DEMO REELS : PROFESSIONAL PERSPECTIVES
Written by Beverly Garland

About the Author:

Beverly Garland was Art Director at Titanic Entertainment at the time this was written. Prior to that she was employed at Origin, as a 3D Artist/Animator for almost three years (“Privateer,” “Ultima VIII”), and an Art Director (“Crusader: No Remorse”) for another two years.

*Disclaimer*: These are the personal views of Beverly Garland. These are not the views of her employer. The following text has no relationship with how her employer as a company, anyone who works there, or anyone else for that matter, feels about this particular topic. This text may not be used or reprinted, in whole or in part, without permission.

DEMO REELS: A Top 10 by Beverly Garland

If you’re interested in the exploding Computer Games market, they have plenty of room for good animators. In my former life, I helped screen hundreds of demo reels for a game company called Origin, so here are some suggestions for what an Art Director might be looking for in your demo.

Not in order of priority: (Oh, yeah–it doesn’t hurt to show non-computer art, too, if you’ve got something worth showing. You will be required to draw with a pencil *gasp!* once in awhile)

1) Evidence of original design abilities–include conceptual sketches and storyboards, as well as the finished piece, to illustrate the design process on at least one of your samples. (No copies of the USS Enterprise or X-Wing fighters, please!)

2) Visual story-telling ability

3) Modeling strengths: Complex objects, both organic (monsters, people) and inorganic (space hardware, architecture)

4) Texture mapping and attention to detail: scanned texture maps can be very cool, but make sure you show your ability to make-do from scratch, using anything like Fractal Painter, Animator Pro, etc.

5) Realistic Set Design: build a complete environment where architecture, accoutrements, and effective lighting allow the viewer to imagine him or herself inside the space.

6) Wow Factor: There should be one or two pieces that really stand out in their originality, execution and artistic composition

7) Craftsmanship: Not all pieces need to be ready-to-broadcast or print quality, but an example of one highly-polished project will greatly help in demonstrating your ability to produce “finished” artwork.

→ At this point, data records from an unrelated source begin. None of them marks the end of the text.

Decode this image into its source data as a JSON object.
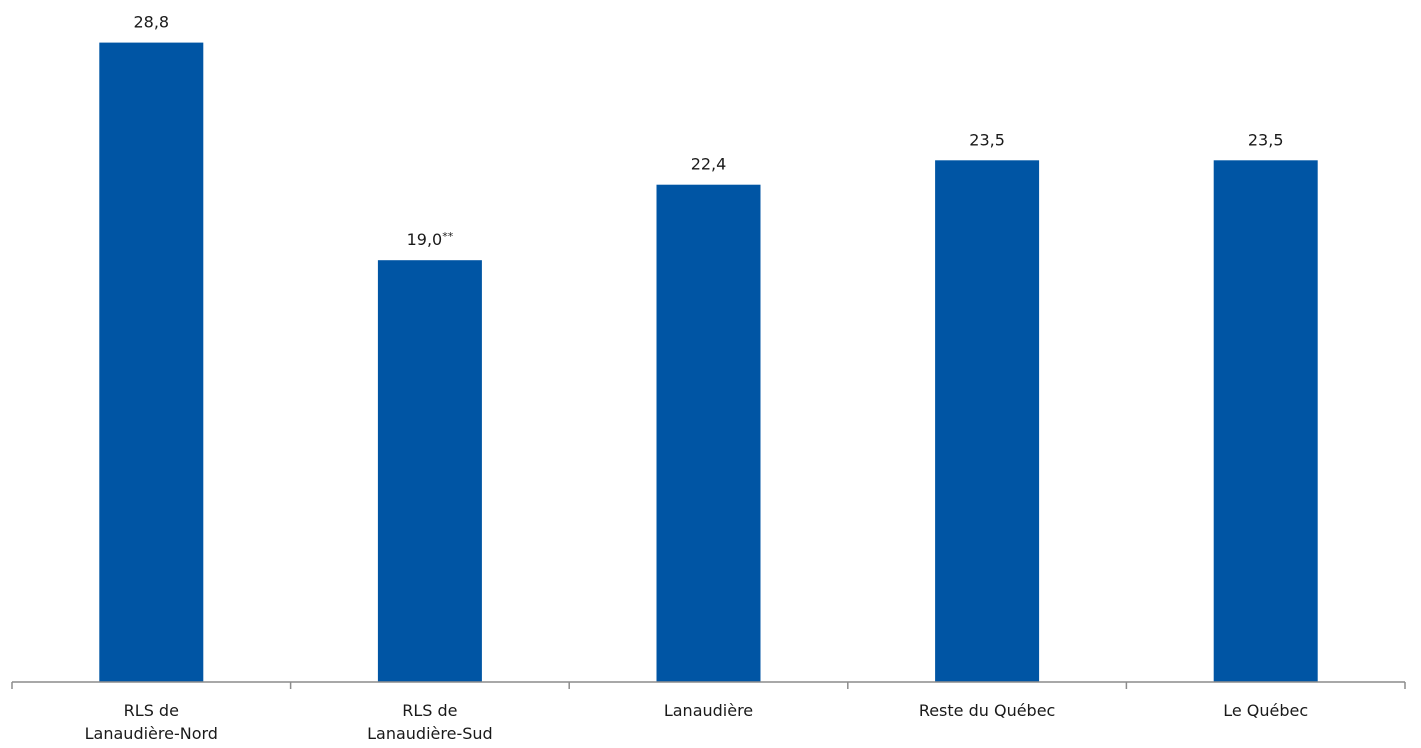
{
  "chart_data": {
    "type": "bar",
    "title": "",
    "xlabel": "",
    "ylabel": "",
    "ylim": [
      0,
      30
    ],
    "grid": false,
    "legend": "none",
    "categories": [
      [
        "RLS de",
        "Lanaudière-Nord"
      ],
      [
        "RLS de",
        "Lanaudière-Sud"
      ],
      [
        "Lanaudière"
      ],
      [
        "Reste du Québec"
      ],
      [
        "Le Québec"
      ]
    ],
    "values": [
      28.8,
      19.0,
      22.4,
      23.5,
      23.5
    ],
    "data_labels": [
      "28,8",
      "19,0",
      "22,4",
      "23,5",
      "23,5"
    ],
    "label_suffixes": [
      "",
      "**",
      "",
      "",
      ""
    ],
    "bar_color": "#0055A4",
    "axis_color": "#8c8c8c"
  }
}
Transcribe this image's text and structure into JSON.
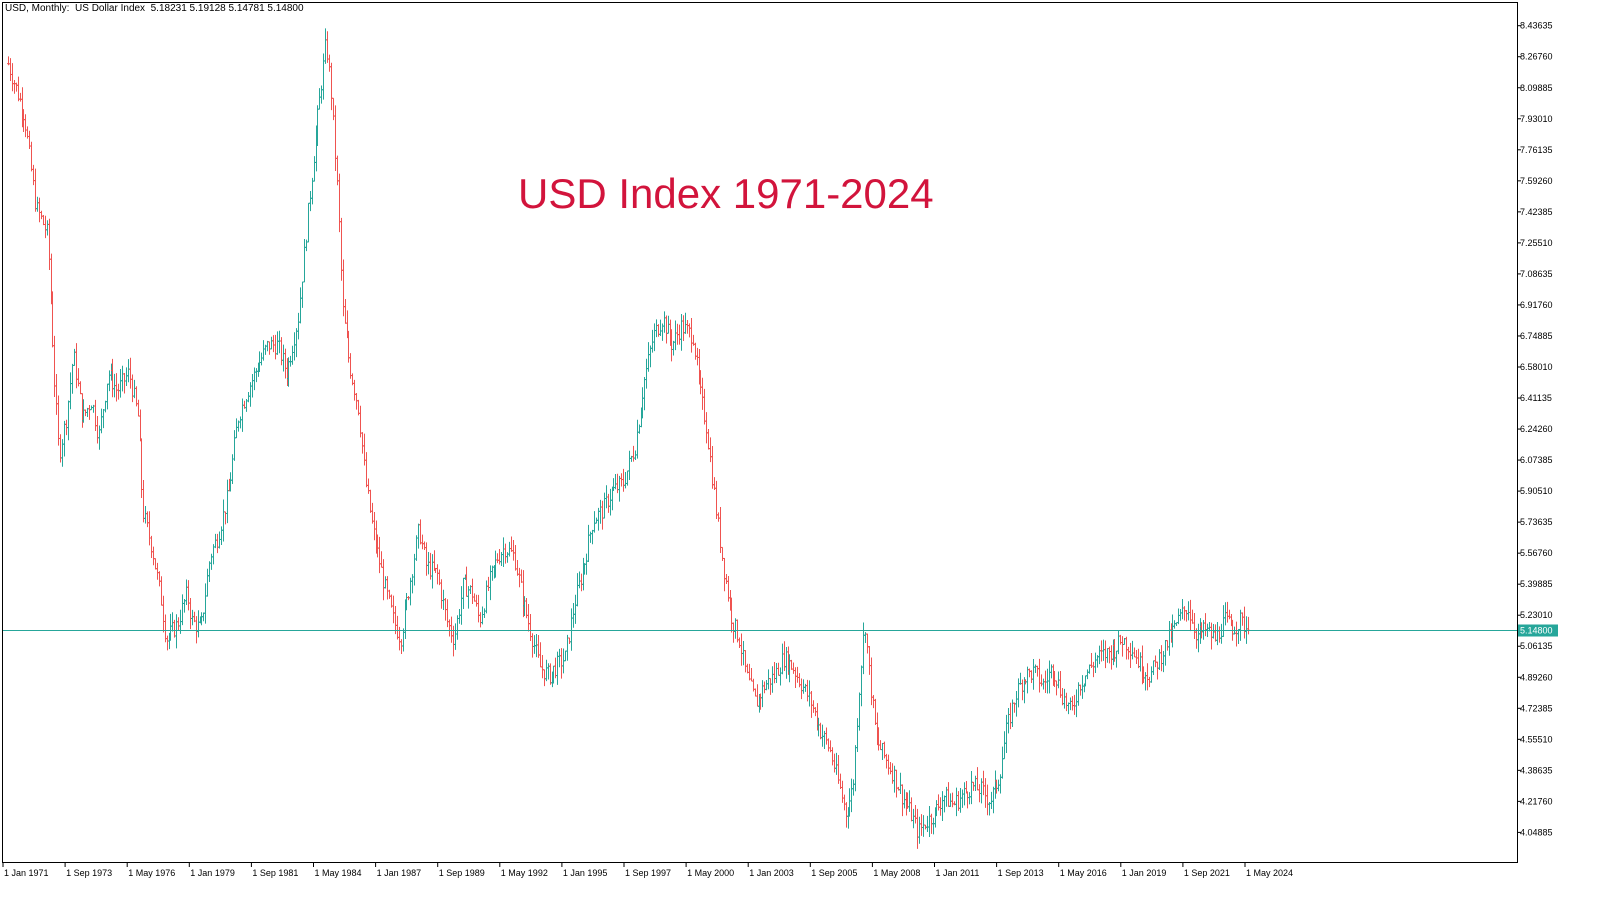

8) Animation ability: human figures performing a simple, natural and fluid action are extremely desirable. Choose an action that would NOT be found in Muybridges “Humans and Animals in Motion.” Now, if you really want to impress, think “Jackie Chan.”

9) Resume: organize it so it’s easy to scan at a glance. They’re more interested in what’s so special about you than in what schools you’ve attended. If you have extensive technical experience, stress that. If it’s artistic experience, stress that.

10) Important– Along with your demo reel, enclose a sheet that describes what is contained in your reel. With what application is each piece done? Was it a group project? Did you build the mesh yourself, or use a commercially available one? How much time did each one take to complete? This is INVALUABLE information to them.